По их словам (которые отражают воззрения и «интуиции» гораздо более широкого круга интеллектуалов и читающей публики), «биополитическое производство» основано на том, что в его рамках выстраиваются межличностные и групповые отношения (необязательно через личный контакт, но также и через образы, символы, смыслы и т.д.). Его сердцевина – это воспроизводство не материальной продукции, а общества как такового, во всем многообразии его аспектов, культурных, дискурсивных, эмоциональных, психологических, политических и т.д. По Хардту и Негри в наступившей новой эпохе в таком «биополитическом производстве» прямо или опосредованно задействовано практически все общество, почти все его члены (кроме капиталистов и совсем отсталых групп, еще живущих в доиндустриальной социальной ситуации).

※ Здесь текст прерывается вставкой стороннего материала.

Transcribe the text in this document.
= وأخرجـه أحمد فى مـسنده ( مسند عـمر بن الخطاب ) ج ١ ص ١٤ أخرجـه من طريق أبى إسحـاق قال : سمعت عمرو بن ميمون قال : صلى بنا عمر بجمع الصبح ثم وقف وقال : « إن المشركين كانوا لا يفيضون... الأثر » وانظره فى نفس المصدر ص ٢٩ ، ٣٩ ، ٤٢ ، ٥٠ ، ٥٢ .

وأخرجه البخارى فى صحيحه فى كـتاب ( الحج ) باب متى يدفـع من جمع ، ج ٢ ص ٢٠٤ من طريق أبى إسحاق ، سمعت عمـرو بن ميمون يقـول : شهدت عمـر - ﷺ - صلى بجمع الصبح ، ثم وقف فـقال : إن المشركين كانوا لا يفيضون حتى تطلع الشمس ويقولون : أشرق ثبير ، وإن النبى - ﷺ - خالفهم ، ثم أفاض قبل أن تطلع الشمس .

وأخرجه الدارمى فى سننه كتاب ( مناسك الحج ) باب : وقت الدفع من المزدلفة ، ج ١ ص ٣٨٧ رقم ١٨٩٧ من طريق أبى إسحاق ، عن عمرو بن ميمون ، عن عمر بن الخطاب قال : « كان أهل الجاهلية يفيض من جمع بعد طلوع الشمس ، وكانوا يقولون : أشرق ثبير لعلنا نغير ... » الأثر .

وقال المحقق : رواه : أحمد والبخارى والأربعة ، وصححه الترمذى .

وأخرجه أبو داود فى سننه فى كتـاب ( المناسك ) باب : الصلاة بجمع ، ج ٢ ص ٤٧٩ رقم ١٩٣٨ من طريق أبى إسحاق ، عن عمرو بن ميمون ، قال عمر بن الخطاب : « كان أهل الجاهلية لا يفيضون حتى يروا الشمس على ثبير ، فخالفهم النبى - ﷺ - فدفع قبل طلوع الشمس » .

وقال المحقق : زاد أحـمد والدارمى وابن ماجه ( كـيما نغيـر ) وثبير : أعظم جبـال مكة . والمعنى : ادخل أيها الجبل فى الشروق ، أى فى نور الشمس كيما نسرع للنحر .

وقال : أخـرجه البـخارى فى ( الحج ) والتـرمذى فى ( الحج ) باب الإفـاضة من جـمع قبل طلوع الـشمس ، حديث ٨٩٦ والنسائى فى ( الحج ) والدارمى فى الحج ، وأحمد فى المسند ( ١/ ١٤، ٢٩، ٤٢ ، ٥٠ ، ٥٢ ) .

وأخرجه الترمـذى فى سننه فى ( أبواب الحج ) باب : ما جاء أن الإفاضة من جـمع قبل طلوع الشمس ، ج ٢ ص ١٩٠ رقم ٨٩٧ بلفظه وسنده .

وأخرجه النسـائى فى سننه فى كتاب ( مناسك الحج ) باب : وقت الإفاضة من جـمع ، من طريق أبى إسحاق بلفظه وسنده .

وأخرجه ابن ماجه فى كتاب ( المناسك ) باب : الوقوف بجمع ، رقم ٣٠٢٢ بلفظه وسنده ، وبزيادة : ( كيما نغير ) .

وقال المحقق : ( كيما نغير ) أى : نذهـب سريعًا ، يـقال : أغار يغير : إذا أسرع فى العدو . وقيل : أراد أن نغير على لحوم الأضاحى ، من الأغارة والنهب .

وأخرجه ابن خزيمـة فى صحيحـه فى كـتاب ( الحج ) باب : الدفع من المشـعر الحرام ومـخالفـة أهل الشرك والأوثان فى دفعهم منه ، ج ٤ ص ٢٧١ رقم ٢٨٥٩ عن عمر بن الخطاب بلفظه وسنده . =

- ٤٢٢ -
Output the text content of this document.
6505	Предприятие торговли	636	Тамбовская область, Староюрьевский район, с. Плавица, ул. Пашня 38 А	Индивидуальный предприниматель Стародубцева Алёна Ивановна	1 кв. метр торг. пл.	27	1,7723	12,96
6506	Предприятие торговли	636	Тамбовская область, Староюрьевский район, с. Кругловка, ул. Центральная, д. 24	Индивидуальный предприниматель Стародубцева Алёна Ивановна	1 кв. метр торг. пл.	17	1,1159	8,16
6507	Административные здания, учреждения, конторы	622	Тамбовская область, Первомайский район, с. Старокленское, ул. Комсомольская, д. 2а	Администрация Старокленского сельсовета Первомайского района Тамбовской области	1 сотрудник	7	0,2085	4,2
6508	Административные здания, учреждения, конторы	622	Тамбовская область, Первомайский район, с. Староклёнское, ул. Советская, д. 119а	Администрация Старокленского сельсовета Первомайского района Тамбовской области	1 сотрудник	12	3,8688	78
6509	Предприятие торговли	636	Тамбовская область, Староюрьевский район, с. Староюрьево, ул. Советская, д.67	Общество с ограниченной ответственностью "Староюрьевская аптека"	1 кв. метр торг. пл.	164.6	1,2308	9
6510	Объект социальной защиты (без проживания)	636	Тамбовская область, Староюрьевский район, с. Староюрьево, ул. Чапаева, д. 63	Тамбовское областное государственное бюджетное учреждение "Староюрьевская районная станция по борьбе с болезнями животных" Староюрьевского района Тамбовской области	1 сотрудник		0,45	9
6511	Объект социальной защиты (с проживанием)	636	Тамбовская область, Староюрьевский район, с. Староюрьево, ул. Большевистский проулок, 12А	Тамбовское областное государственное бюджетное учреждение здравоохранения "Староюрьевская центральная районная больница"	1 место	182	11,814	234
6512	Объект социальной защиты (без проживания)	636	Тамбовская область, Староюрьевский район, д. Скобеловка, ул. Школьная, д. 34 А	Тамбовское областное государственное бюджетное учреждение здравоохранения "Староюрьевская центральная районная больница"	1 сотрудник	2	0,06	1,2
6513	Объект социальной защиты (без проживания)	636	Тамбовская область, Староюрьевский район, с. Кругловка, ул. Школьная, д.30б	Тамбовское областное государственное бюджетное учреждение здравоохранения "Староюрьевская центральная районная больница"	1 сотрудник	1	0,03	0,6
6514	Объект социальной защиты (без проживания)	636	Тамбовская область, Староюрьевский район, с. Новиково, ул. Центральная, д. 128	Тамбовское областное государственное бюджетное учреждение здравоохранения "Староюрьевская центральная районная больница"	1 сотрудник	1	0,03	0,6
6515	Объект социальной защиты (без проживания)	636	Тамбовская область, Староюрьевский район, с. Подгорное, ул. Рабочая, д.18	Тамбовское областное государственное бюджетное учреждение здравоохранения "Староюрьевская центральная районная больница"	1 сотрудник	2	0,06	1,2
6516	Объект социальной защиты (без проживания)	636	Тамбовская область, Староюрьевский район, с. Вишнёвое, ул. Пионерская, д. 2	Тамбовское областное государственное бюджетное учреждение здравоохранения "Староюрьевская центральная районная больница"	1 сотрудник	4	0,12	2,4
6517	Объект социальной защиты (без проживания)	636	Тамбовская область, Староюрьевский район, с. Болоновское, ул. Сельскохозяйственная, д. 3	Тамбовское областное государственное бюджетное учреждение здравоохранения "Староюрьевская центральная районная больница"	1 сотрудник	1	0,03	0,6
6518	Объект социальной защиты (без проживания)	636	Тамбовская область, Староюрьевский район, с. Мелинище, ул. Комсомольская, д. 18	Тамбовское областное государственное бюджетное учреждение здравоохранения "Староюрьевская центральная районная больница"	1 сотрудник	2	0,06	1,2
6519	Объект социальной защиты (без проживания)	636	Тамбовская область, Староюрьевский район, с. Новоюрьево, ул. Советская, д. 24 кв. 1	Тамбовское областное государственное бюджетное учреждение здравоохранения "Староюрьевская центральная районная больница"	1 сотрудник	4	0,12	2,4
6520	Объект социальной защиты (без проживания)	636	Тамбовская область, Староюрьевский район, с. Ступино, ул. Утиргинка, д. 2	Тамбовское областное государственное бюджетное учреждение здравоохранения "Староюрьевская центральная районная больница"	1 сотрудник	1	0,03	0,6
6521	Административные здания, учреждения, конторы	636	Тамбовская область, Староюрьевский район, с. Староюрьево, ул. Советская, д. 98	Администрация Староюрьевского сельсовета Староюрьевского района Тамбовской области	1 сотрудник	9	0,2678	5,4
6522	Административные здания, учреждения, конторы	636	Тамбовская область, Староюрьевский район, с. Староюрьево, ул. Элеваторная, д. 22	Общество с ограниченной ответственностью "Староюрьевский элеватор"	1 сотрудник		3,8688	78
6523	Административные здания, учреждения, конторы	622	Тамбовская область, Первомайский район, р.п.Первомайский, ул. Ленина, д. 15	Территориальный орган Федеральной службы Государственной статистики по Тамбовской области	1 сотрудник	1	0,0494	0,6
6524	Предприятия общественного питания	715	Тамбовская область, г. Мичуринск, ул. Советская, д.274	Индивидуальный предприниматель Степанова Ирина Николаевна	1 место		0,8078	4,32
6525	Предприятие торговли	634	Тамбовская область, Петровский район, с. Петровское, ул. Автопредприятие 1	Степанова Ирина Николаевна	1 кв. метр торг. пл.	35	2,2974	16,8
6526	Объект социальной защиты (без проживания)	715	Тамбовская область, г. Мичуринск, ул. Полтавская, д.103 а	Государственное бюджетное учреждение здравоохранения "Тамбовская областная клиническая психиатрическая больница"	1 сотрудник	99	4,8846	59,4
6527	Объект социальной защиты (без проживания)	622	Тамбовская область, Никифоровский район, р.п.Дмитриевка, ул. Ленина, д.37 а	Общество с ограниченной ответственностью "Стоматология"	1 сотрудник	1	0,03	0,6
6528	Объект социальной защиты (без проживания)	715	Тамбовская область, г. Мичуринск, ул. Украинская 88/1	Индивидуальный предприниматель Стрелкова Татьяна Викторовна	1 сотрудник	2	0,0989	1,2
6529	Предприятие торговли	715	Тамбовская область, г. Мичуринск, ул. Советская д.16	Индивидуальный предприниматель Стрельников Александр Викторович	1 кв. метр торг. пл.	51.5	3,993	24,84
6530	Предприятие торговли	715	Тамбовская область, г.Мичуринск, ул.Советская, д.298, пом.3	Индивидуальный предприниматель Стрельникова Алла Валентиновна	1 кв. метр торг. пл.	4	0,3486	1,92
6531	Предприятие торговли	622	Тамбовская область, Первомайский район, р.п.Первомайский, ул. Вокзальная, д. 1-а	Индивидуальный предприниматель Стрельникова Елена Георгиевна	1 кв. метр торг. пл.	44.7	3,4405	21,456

Представляется, что такая механическая увязка неправомерна. Непонятно, каким образом продавец или кассир «Макдональдса» создает новые человеческие отношения и образы. И почему не было «биополитическим» производство какого-нибудь торговца столетней давности, водоноса средневековой Бухары и охотника-собирателя ледникового периода. Все эти персонажи вынужденно или добровольно также воспроизводили некоторые отношения и образы, в том числе и в ходе своей трудовой деятельности.

Но проблема вовсе не исчерпывается тем, что окружающее пространство сохраняет инерцию индустриального развития, упорно отказываясь структуризироваться по образу и подобию «постиндустриального» сектора (подобно тому, как аграрный сектор эпохи промышленной революции реорганизовался на «промышленных принципах» с разделением труда, работой на рынок и т.д.). Настоящая беда заключается в том, что сама эта хваленая новая экономика, как она описана Хардтом и Негри (и многочисленными предшественниками и эпигонами этих авторов) не содержит в себе ничего принципиально нового. Даже если выделить ее сердцевину, оставив за скобками сомнительную сферу услуг, (индустриально, конвеерно организованное) образование, аудит и т.п. Даже применительно к самым «информационным» из производств тезис о смене производственной парадигмы выглядит благопожеланием.

Ведь большая часть производства информации сегодня организована исключительно индустриальным способом. С высочайшим уровнем разделения труда, менеджерской регламентацией процесса производства и полной подчиненностью производства капиталистическому рынку. Да, зачастую именно эти условия порождают конфликт и отторжение со стороны занятых в этих сферах людей. Но этот антагонизм не нов. Еще на заре промышленной эпохи рабочие, вчерашние ремесленники и крестьяне, остро чувствовали аналогичную проблему, протестуя против того превращения, которое осуществлял конвейер, лишая их индивидуальности, отчуждая их от собственного труда и его результата. В некотором роде ремесленник ведь тоже производит продукцию, насыщенную смыслом – его индивидуальным мастерством, собственным подчерком. В отличие от рабочего, превращенного в бездушную машину, в функцию, в придаток станка. Так и нынешние программисты, аниматоры, креативщики и прочие сотрудники предприятий «новой экономики» сопротивляются логике капитала, подчиняющей их жизнь и их личность себе. Но это не делает их новой социальной силой. Само по себе.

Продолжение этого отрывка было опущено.